When conducting the treatment, paramedics decrease the body’s temperature to between 90 and 93 degrees Fahrenheit using ice-cold saline water, said EMS spokesman Mark Olson.

Lower temperatures slow the body down, preventing it from going into a hyperactive state, which can cause damage and hinder survival, Olson said.

Therapeutic hypothermia “preserves function by not causing more damage,” said Dr. John Jones, co-medical director for EMS and emergency room director for Baton Rouge General Mid-City and Bluebonnet.

The treatment is “significant” and has “has certainly shown promise,” Jones said.

A recent article in an American Heart Association journal described a study in which therapeutic hypothermia was conducted on 140 cardiac arrest patients, Jones said.

More than half of those patients survived and were released from the hospital, Jones said. Almost all who were released were “mostly functionally intact,” he said.

Olson said EMS started therapeutic hypothermia in April and has conducted the treatment on six patients. Of those, four left the hospital with little to no neurological damage, he said.

“It’s very effective,” Olson said. “It saves lives and it preserves people’s brain cells.”

To be eligible for the treatment, a patient must meet certain requirements, including being at least 16 years old and having a return of spontaneous circulation, Olson said.

Patients who undergo the treatment will be in a cooled state for about 24 hours or until consciousness has returned, Jones said.

Keeping a person’s body temperature below the 98.6-degree average for much longer doesn’t do much good and could possibly cause damage, he said.

In East Baton Rouge Parish, EMS will start the cooling process on patients it handles while medical personnel at hospitals will complete the treatment, Jones said.

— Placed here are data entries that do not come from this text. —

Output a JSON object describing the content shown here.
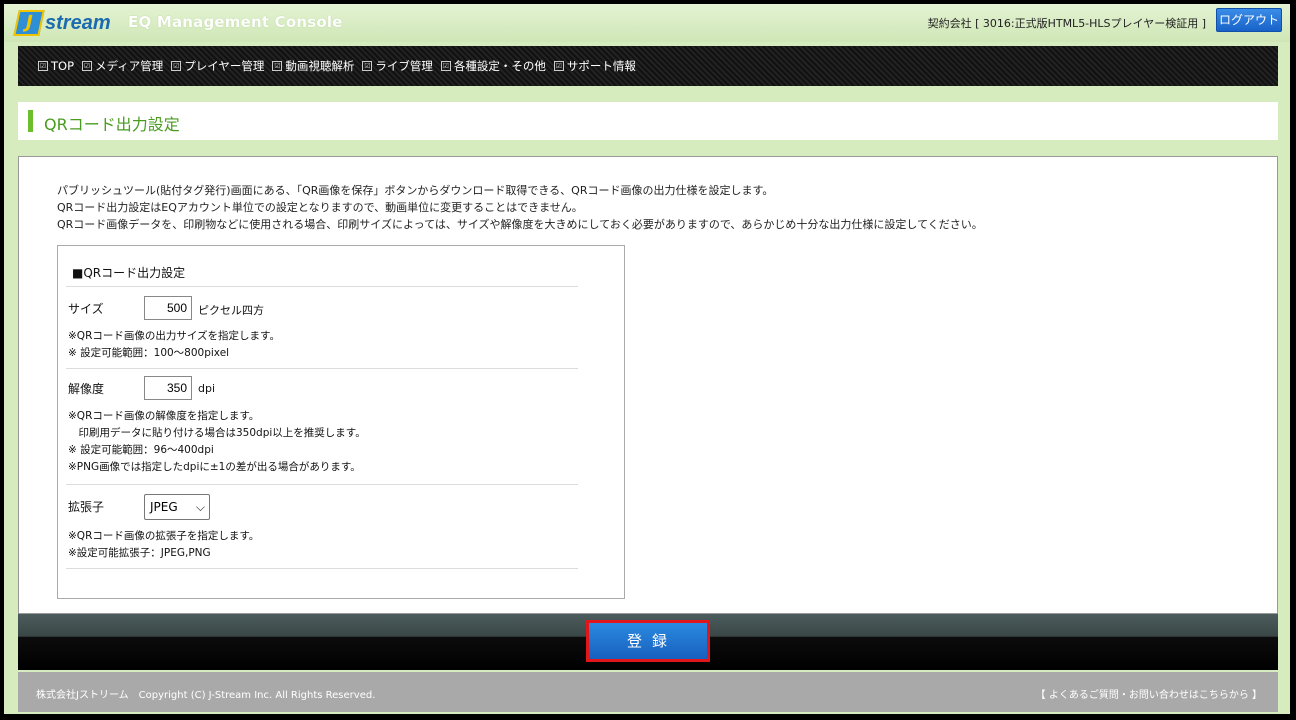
{
  "header": {
    "logo_mark": "J",
    "logo_text": "stream",
    "console_title": "EQ Management Console",
    "contract_label": "契約会社 [ 3016:正式版HTML5-HLSプレイヤー検証用 ]",
    "logout_label": "ログアウト"
  },
  "nav": {
    "items": [
      {
        "label": "TOP"
      },
      {
        "label": "メディア管理"
      },
      {
        "label": "プレイヤー管理"
      },
      {
        "label": "動画視聴解析"
      },
      {
        "label": "ライブ管理"
      },
      {
        "label": "各種設定・その他"
      },
      {
        "label": "サポート情報"
      }
    ]
  },
  "page": {
    "title": "QRコード出力設定"
  },
  "description": {
    "line1": "パブリッシュツール(貼付タグ発行)画面にある、「QR画像を保存」ボタンからダウンロード取得できる、QRコード画像の出力仕様を設定します。",
    "line2": "QRコード出力設定はEQアカウント単位での設定となりますので、動画単位に変更することはできません。",
    "line3": "QRコード画像データを、印刷物などに使用される場合、印刷サイズによっては、サイズや解像度を大きめにしておく必要がありますので、あらかじめ十分な出力仕様に設定してください。"
  },
  "settings": {
    "section_title": "■QRコード出力設定",
    "size": {
      "label": "サイズ",
      "value": "500",
      "unit": "ピクセル四方",
      "note1": "※QRコード画像の出力サイズを指定します。",
      "note2": "※ 設定可能範囲：100～800pixel"
    },
    "resolution": {
      "label": "解像度",
      "value": "350",
      "unit": "dpi",
      "note1": "※QRコード画像の解像度を指定します。",
      "note2": "　印刷用データに貼り付ける場合は350dpi以上を推奨します。",
      "note3": "※ 設定可能範囲：96～400dpi",
      "note4": "※PNG画像では指定したdpiに±1の差が出る場合があります。"
    },
    "extension": {
      "label": "拡張子",
      "selected": "JPEG",
      "note1": "※QRコード画像の拡張子を指定します。",
      "note2": "※設定可能拡張子：JPEG,PNG"
    }
  },
  "actions": {
    "register_label": "登録"
  },
  "footer": {
    "copyright": "株式会社Jストリーム　Copyright (C) J-Stream Inc. All Rights Reserved.",
    "faq_link": "【 よくあるご質問・お問い合わせはこちらから 】"
  }
}
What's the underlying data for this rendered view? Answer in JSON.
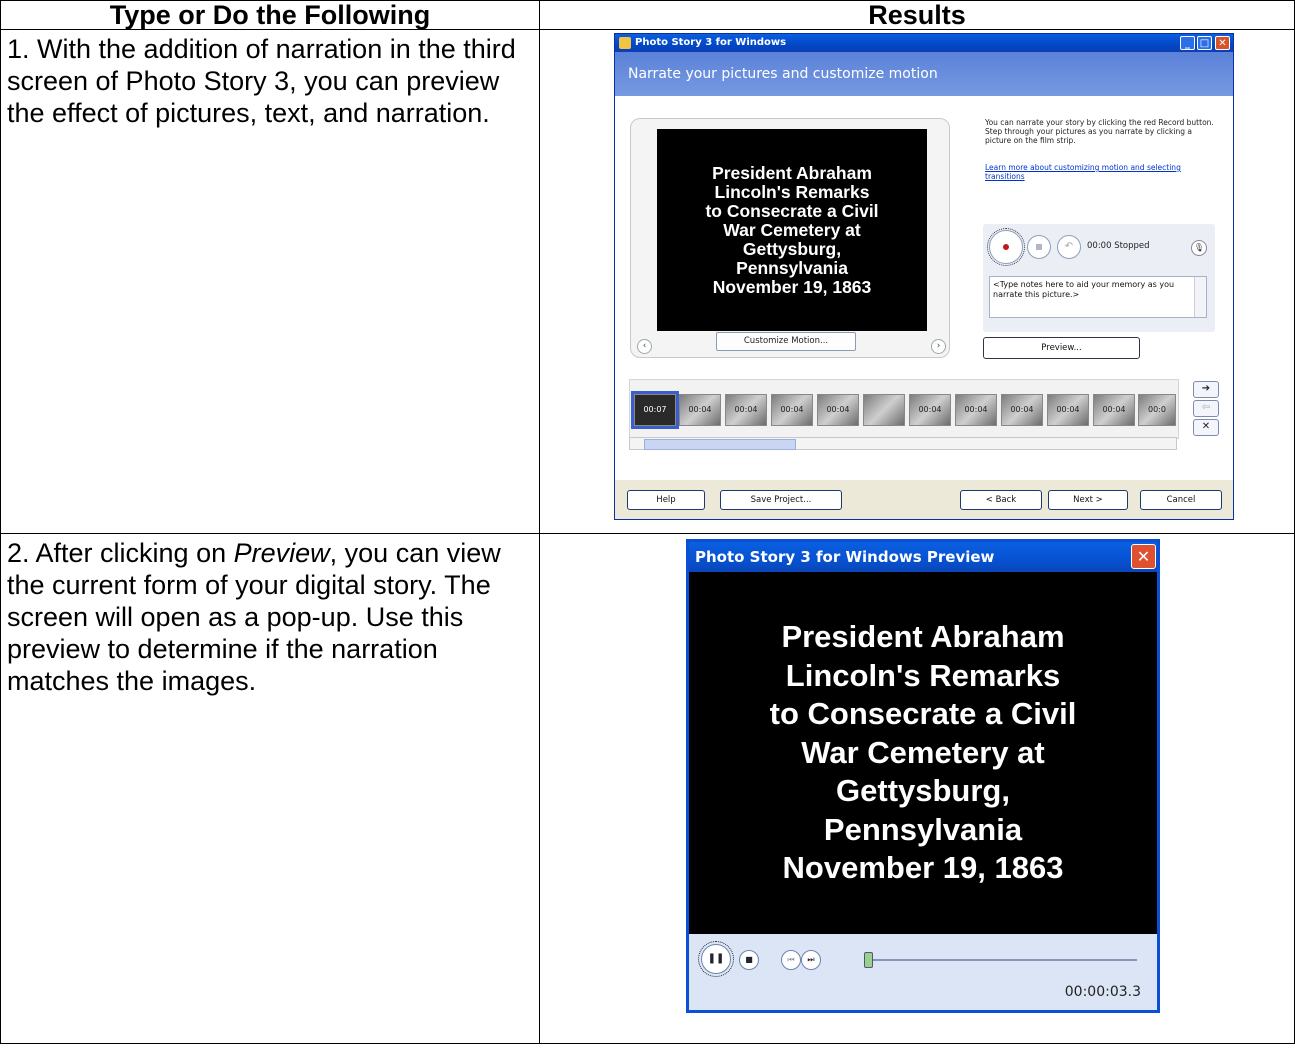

Jones said Baton Rouge General started using therapeutic hypothermia late last year and has conducted the procedure on about 20 patients.

Kelly Zimmerman, spokeswoman for Our Lady of the Lake Regional Medical Center, said the hospital started performing the treatment in April and found it “very successful.”

“It’s increased the chance of survival and reduced the chances of disability after cardiac arrest,” she said.

Amy Delaney, a spokeswoman for Ochsner Medical Center, said the medical center has had the ability to conduct the treatment since the beginning of the year but hasn’t had a patient that meets the criteria for it.

Dr. Chuck Burnell, lead medical director of Acadian Ambulance, said his company does therapeutic hypothermia in New Orleans and San Antonio but not in East Baton Rouge Parish.

“At this point in time, the research does not support induced hypothermia use in the pre-hospital transport setting,” Burnell said. “Its utility has been proven in the hospital environment when much more sophisticated cooling techniques can be administered to the patient.”

Olson said EMS decided to start using therapeutic hypothermia after the American Heart Association began recommending the treatment in its guidelines for emergency cardiovascular care.

The treatment requires little to no training, is cheap to administer and causes little to no side effects, Olson said. Shivering is the most common side effect and it usually can be controlled with drugs, he said.